When Ford Performance announced that it would make its awesome 7.3L Godzilla V8 a crate engine, just about everybody’s mind went to one place: the Ford Mustang. However, would-be engine swappers were disappointed to find out that the intake manifold of the Godzilla V8 wouldn’t clear the space under the hood of the iconic muscle car. So, FPP worked on a solution that would allow for Godzilla engine swaps in the Ford Mustang without the hood ending up looking like a hunchback. The low-clearance Ford Performance Godzilla V8 intake manifold has finally been turned into a salable product which should already be available for purchase, according to the video below posted by REVan Evan.
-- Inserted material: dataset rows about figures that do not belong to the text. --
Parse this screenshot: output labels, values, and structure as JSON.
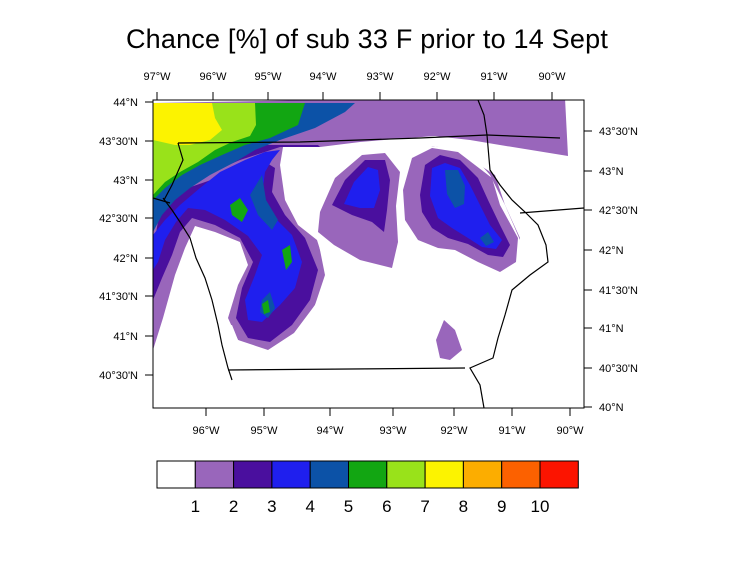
{
  "title": "Chance [%] of sub 33 F prior to 14 Sept",
  "axes": {
    "top": [
      "97°W",
      "96°W",
      "95°W",
      "94°W",
      "93°W",
      "92°W",
      "91°W",
      "90°W"
    ],
    "bottom": [
      "96°W",
      "95°W",
      "94°W",
      "93°W",
      "92°W",
      "91°W",
      "90°W"
    ],
    "left": [
      "44°N",
      "43°30'N",
      "43°N",
      "42°30'N",
      "42°N",
      "41°30'N",
      "41°N",
      "40°30'N"
    ],
    "right": [
      "43°30'N",
      "43°N",
      "42°30'N",
      "42°N",
      "41°30'N",
      "41°N",
      "40°30'N",
      "40°N"
    ]
  },
  "colorbar": {
    "labels": [
      "1",
      "2",
      "3",
      "4",
      "5",
      "6",
      "7",
      "8",
      "9",
      "10"
    ],
    "colors": [
      "#ffffff",
      "#9966bb",
      "#4a0f9e",
      "#1f1fee",
      "#0c52a7",
      "#12a612",
      "#99e21a",
      "#fcf300",
      "#fcad00",
      "#fc6100",
      "#fc1400"
    ]
  }
}
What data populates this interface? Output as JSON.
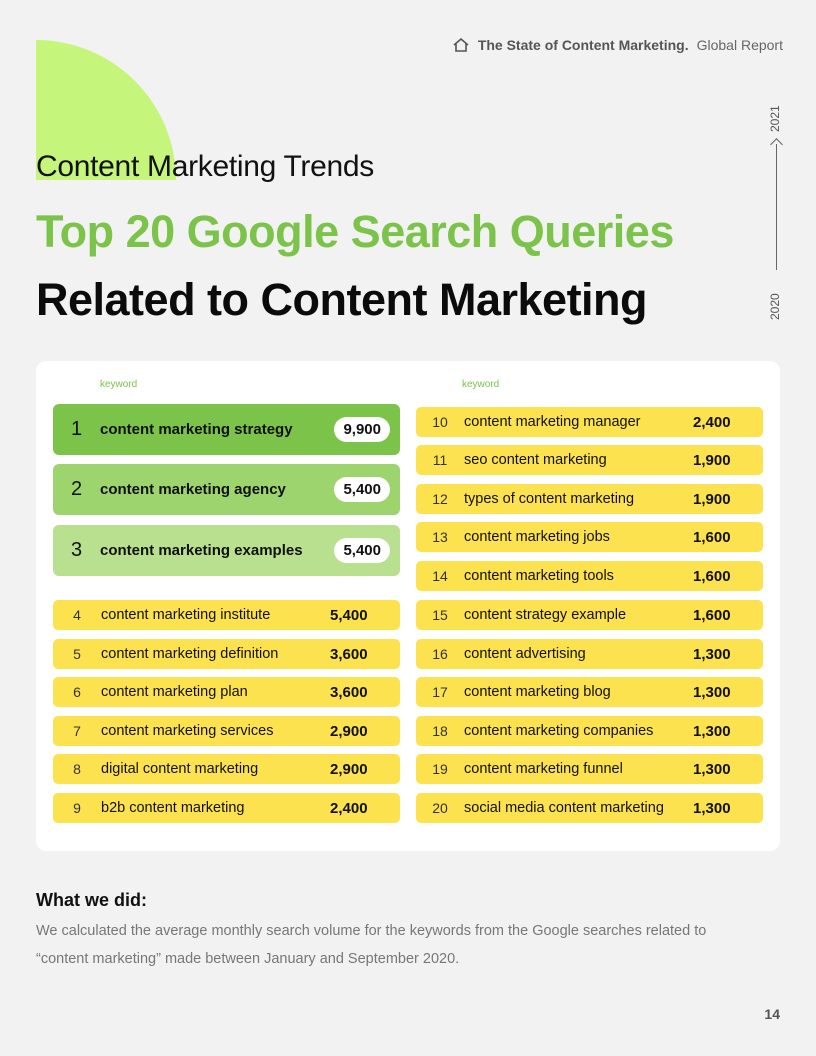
{
  "header": {
    "brand": "The State of Content Marketing.",
    "subtitle": "Global Report"
  },
  "timeline": {
    "year_end": "2021",
    "year_start": "2020"
  },
  "section_label": "Content Marketing Trends",
  "title_line1": "Top 20 Google Search Queries",
  "title_line2": "Related to Content Marketing",
  "table": {
    "col_label_left": "keyword",
    "col_label_right": "keyword",
    "top3": [
      {
        "rank": "1",
        "keyword": "content marketing strategy",
        "volume": "9,900",
        "color": "#7cc34a"
      },
      {
        "rank": "2",
        "keyword": "content marketing agency",
        "volume": "5,400",
        "color": "#9dd46e"
      },
      {
        "rank": "3",
        "keyword": "content marketing examples",
        "volume": "5,400",
        "color": "#b8e08e"
      }
    ],
    "left_rows": [
      {
        "rank": "4",
        "keyword": "content marketing institute",
        "volume": "5,400"
      },
      {
        "rank": "5",
        "keyword": "content marketing definition",
        "volume": "3,600"
      },
      {
        "rank": "6",
        "keyword": "content marketing plan",
        "volume": "3,600"
      },
      {
        "rank": "7",
        "keyword": "content marketing services",
        "volume": "2,900"
      },
      {
        "rank": "8",
        "keyword": "digital content marketing",
        "volume": "2,900"
      },
      {
        "rank": "9",
        "keyword": "b2b content marketing",
        "volume": "2,400"
      }
    ],
    "right_rows": [
      {
        "rank": "10",
        "keyword": "content marketing manager",
        "volume": "2,400"
      },
      {
        "rank": "11",
        "keyword": "seo content marketing",
        "volume": "1,900"
      },
      {
        "rank": "12",
        "keyword": "types of content marketing",
        "volume": "1,900"
      },
      {
        "rank": "13",
        "keyword": "content marketing jobs",
        "volume": "1,600"
      },
      {
        "rank": "14",
        "keyword": "content marketing tools",
        "volume": "1,600"
      },
      {
        "rank": "15",
        "keyword": "content strategy example",
        "volume": "1,600"
      },
      {
        "rank": "16",
        "keyword": "content advertising",
        "volume": "1,300"
      },
      {
        "rank": "17",
        "keyword": "content marketing blog",
        "volume": "1,300"
      },
      {
        "rank": "18",
        "keyword": "content marketing companies",
        "volume": "1,300"
      },
      {
        "rank": "19",
        "keyword": "content marketing funnel",
        "volume": "1,300"
      },
      {
        "rank": "20",
        "keyword": "social media content marketing",
        "volume": "1,300"
      }
    ]
  },
  "what_we_did": {
    "title": "What we did:",
    "text": "We calculated the average monthly search volume for the keywords from the Google searches related to “content marketing” made between January and September 2020."
  },
  "page_number": "14",
  "colors": {
    "accent_green": "#7cc34a",
    "row_yellow": "#fde24f",
    "blob": "#c5f57a"
  }
}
Ford Performance 7.3L Godzilla V8 Low Profile Intake: Details
Ford Performance paid close attention to what the fans had in mind for pricing this vital component to the engine, and with an MSRP of $1,125, it’s safe to say it won’t break the bank. Also, swapping out the air intake manifold for the 7.3L Godzilla V8 is quite simple, as the entire system was designed to bolt on in place of the old one. But, while it’s more practical for fitting into project vehicles, it also improves the performance of the crate engine.
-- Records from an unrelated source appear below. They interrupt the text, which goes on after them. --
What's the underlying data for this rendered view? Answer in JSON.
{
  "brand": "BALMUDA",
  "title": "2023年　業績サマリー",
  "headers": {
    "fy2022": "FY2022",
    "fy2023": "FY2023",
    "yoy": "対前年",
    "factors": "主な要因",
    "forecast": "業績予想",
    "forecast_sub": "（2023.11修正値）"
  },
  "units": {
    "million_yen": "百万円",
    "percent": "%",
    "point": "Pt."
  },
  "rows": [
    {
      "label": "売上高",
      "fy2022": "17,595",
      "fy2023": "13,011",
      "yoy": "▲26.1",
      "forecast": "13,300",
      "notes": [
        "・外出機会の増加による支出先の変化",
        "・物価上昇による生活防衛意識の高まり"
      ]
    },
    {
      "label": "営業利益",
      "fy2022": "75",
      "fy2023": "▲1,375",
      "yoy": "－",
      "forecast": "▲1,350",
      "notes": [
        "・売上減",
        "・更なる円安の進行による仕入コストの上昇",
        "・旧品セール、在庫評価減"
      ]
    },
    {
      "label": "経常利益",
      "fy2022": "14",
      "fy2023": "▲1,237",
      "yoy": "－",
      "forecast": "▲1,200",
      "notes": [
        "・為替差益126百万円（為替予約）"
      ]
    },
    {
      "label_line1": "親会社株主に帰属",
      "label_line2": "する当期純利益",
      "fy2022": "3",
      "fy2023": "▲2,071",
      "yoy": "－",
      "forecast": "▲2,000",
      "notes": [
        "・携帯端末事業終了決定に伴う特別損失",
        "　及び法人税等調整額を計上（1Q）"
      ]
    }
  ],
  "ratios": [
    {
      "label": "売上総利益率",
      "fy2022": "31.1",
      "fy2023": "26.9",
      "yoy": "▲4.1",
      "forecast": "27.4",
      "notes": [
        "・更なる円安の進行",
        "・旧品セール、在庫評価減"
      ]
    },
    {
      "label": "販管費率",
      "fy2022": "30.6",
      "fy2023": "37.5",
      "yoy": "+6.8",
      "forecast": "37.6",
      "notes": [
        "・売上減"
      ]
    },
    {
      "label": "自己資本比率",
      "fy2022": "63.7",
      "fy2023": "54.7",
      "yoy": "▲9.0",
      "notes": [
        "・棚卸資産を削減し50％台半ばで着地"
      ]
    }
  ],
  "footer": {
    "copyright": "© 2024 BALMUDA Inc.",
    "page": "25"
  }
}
The Ford Performance Godzilla V8 Low Clearance Air Intake features slightly shorter runners, which promote a higher power band over stock thanks to them being wider than what comes with the truck manifold. Based on the results from testing with the prototype, the Intake manifold adds around 15 lb-ft of torque and about ten horsepower over the stock intake. The video also revealed that it could handle other modifications, such as turbochargers or nitrous, without any issues, at least based on the parameters Ford Performance tested it with.
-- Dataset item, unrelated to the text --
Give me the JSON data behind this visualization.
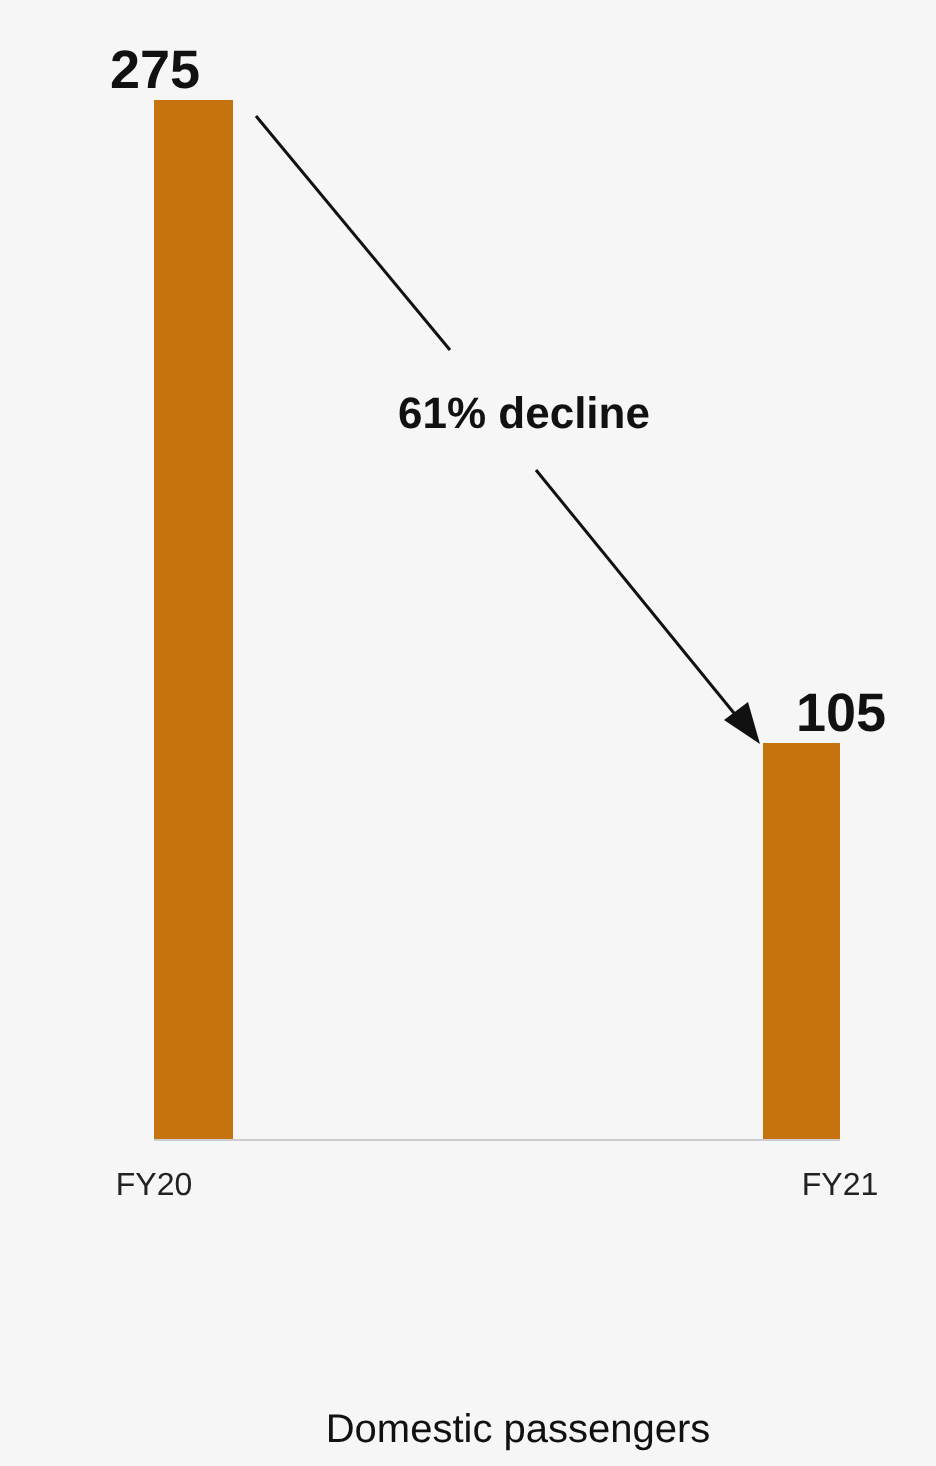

All of this means that installing the Godzilla crate engine into something like the Mustang shouldn’t be as tricky as before. Still, while convenience is vital, adding power is also significantly beneficial. We suspect this product will sell quite well and boost the popularity of the 7.3L V8 engine for project builds in the future. Hopefully, we’ll see some creations at the SEMA Show in Las Vegas later this year.